Now the jobless rate is 12.3%, 2.25 million Californians are unemployed, and the state government is broke. So Republican Assemblyman Dan Logue has begun collecting signatures for "The Global Warming Solutions Act," a ballot initiative that would suspend California's cap-and-trade scheme until the unemployment rate falls below 5.5%. He's aiming to get it on the November ballot.

No matter what one thinks of climate science, it makes little sense for an individual state to unilaterally impose major new tax and regulatory costs on its own industries. The impact of California's gesture on global temperatures will be infinitesimal, but the economic impact will make the state even less attractive to start or expand a business.

A 2009 study by economists at the California State University at Sacramento and commissioned by the California Small Business Roundtable found that the implementation costs "could easily exceed $100 billion" and that the program would raise the cost of living by $3,857 per household each year by 2020. So much for the free green lunch.

The law all but encourages outsourcing to Nevada, Texas, China and India. Even the liberal Sacramento Bee, which supports the law, says that policy makers should be "candid about the real costs of the transition it is contemplating. . . . Industries that are energy-intensive will move elsewhere."

Meanwhile, a new study commissioned by the Governor's Office of Small Business Advocacy estimates that the direct cost of current California regulation is $175 billion, or nearly twice the size of the state general fund budget and about $134,000 per small business each year. The Golden State already has the second most business-unfriendly regulatory climate in the nation, after New Jersey and before the cap-and-trade law.

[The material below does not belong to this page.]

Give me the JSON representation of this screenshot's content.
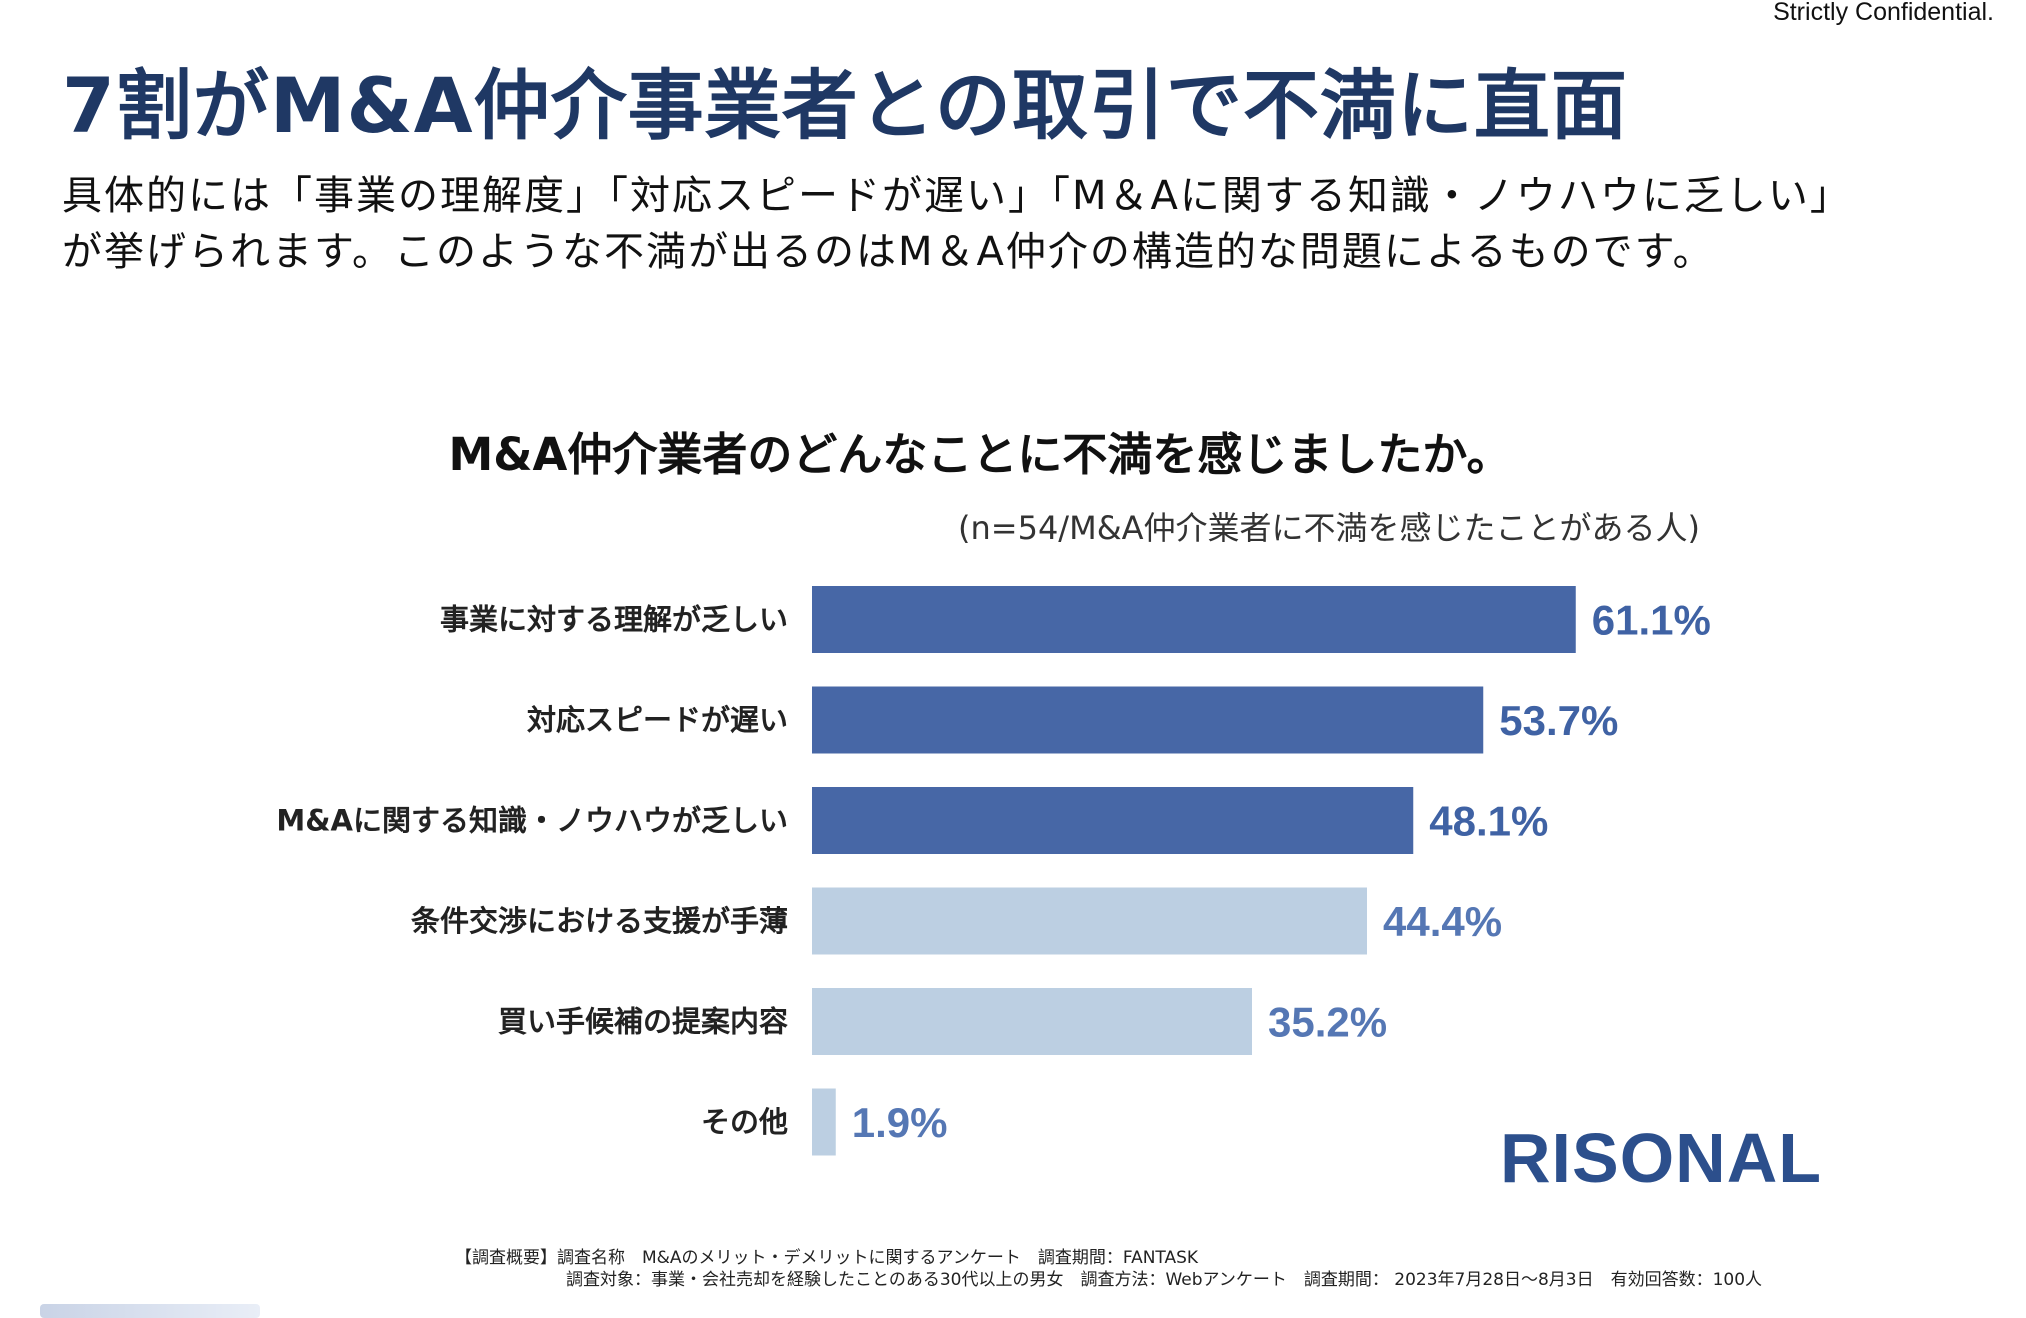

The stakes here are huge, and not merely for California. This is the first serious effort to roll back the environmental extremism that has dominated state capitals in recent years and is now ascendant on Capitol Hill. The green lobbies and businesses that have a monetary stake in cap and trade—including big utilities that want subsidies and Silicon Valley political capitalists investing in solar and ethanol—are sure to spend heavily to stop it. They know that an electoral defeat in the greenest of states could end their national and global hopes for cap and trade.

For Californians the issue is simpler: Whether they want to continue to impose burdens that encourage employers to locate anywhere except their once prosperous state.